FDA Approves Simbrinza for Glaucoma, Ocular Hypertension

Troy Brown

April 24, 2013

The US Food and Drug Administration (FDA) has approved a suspension of brimonidine and brinzolamide ( Simbrinza , Alcon, a division of Novartis) for the reduction of elevated intraocular pressure (IOP) in patients with primary open-angle glaucoma or ocular hypertension, according to an April 19 statement from the manufacturer.

Simbrinza combines a carbonic anhydrase inhibitor (brinzolamide 1.0%) and an alpha 2 adrenergic receptor agonist (brimonidine tartrate 0.2%) in a single multidose bottle, reducing the medication burden for patients with glaucoma. It is the only beta blocker–free, fixed-combination therapy for glaucoma available in the United States.

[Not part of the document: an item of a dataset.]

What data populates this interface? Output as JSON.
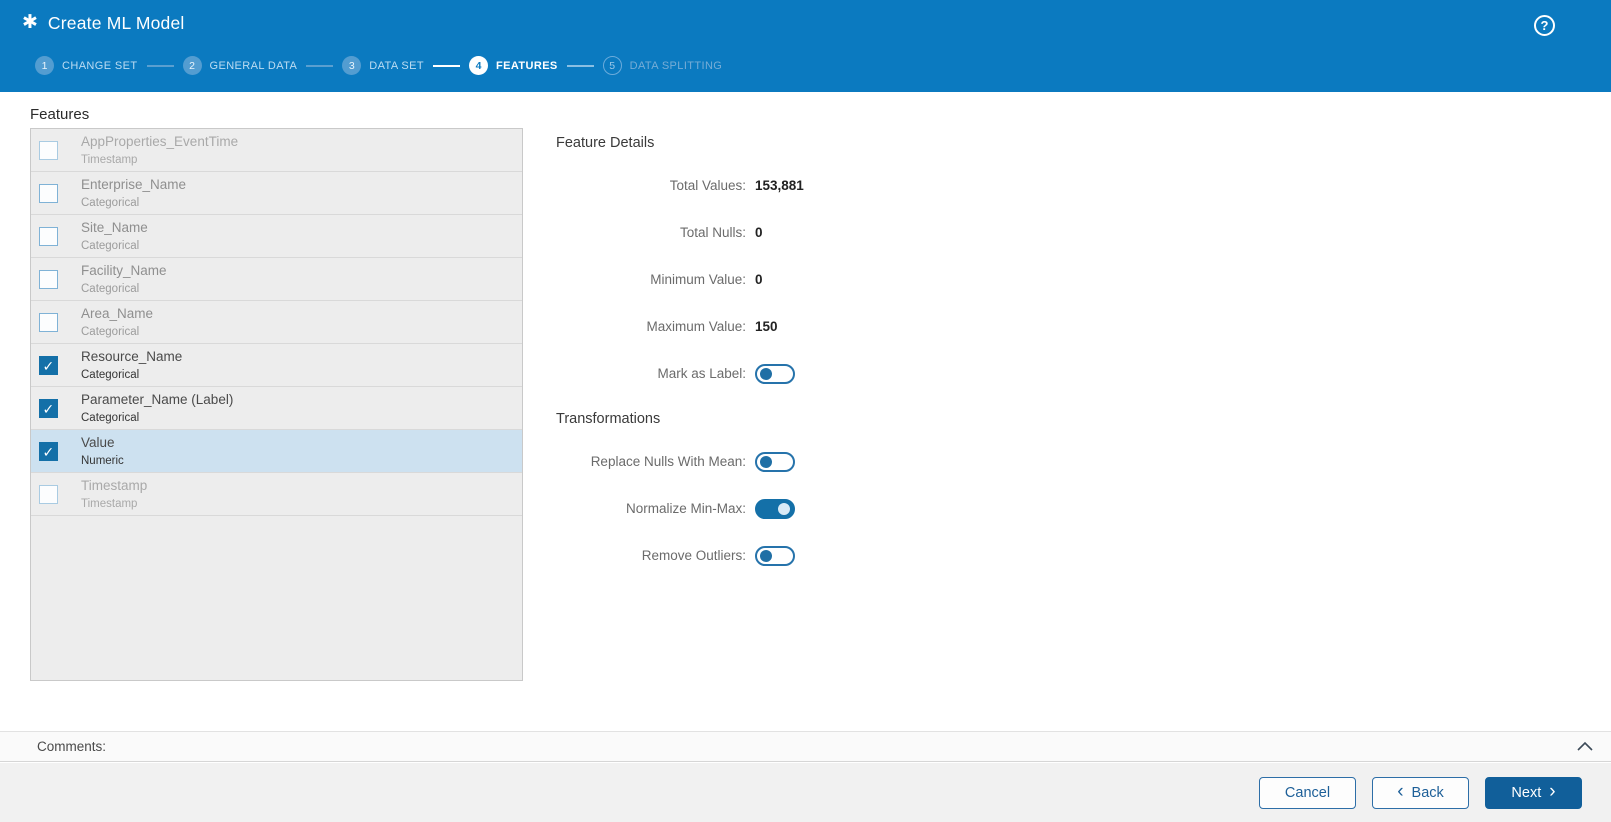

"Simbrinza represents an important new option for treating glaucoma patients with elevated IOP," Gregory Katz, MD, from the Glaucoma Service, St. Joseph Mercy Medical Center, Ann Arbor, Michigan, noted in the Novartis news release. "Glaucoma must be treated over the course of one's life, and elevated eye pressure must be managed every day. It's exciting to now have a product available that combines two effective compounds into one multi-dose combination, offering sustained control," Dr. Katz explained in the release.

The FDA approval is based on results from 2 pivotal phase 3 clinical trials including approximately 1300 patients, each conducted over the course of 3 months. The trials evaluated the safety and efficacy of the new combination drug given 3 times daily compared with separate 3-times-daily administration of either brinzolamide 1.0% or brimonidine 0.2%.

In both studies, the primary endpoint was met and the new drug was shown to be statistically superior compared with either single component at reducing IOP at month 3 for all times studied. In both studies, the new combination drug reduced IOP by from 5 to 9 mm Hg from baseline to month 3. At baseline, patients' mean IOP was between 22 and 36 mm Hg.

In both clinical trials, the most frequent adverse reactions in the Simbrinza group were blurred vision, eye irritation, dysgeusia (bad taste), dry mouth, and eye allergy, in descending order of incidence. The adverse reactions occurred in approximately 3% to 5% of patients.

Approximately 11% of patients receiving the new combination drug discontinued treatment primarily because of adverse reactions. The drug's safety profile is comparable to each of the single components, and no significant cardiovascular or pulmonary events were found with it in either clinical trial.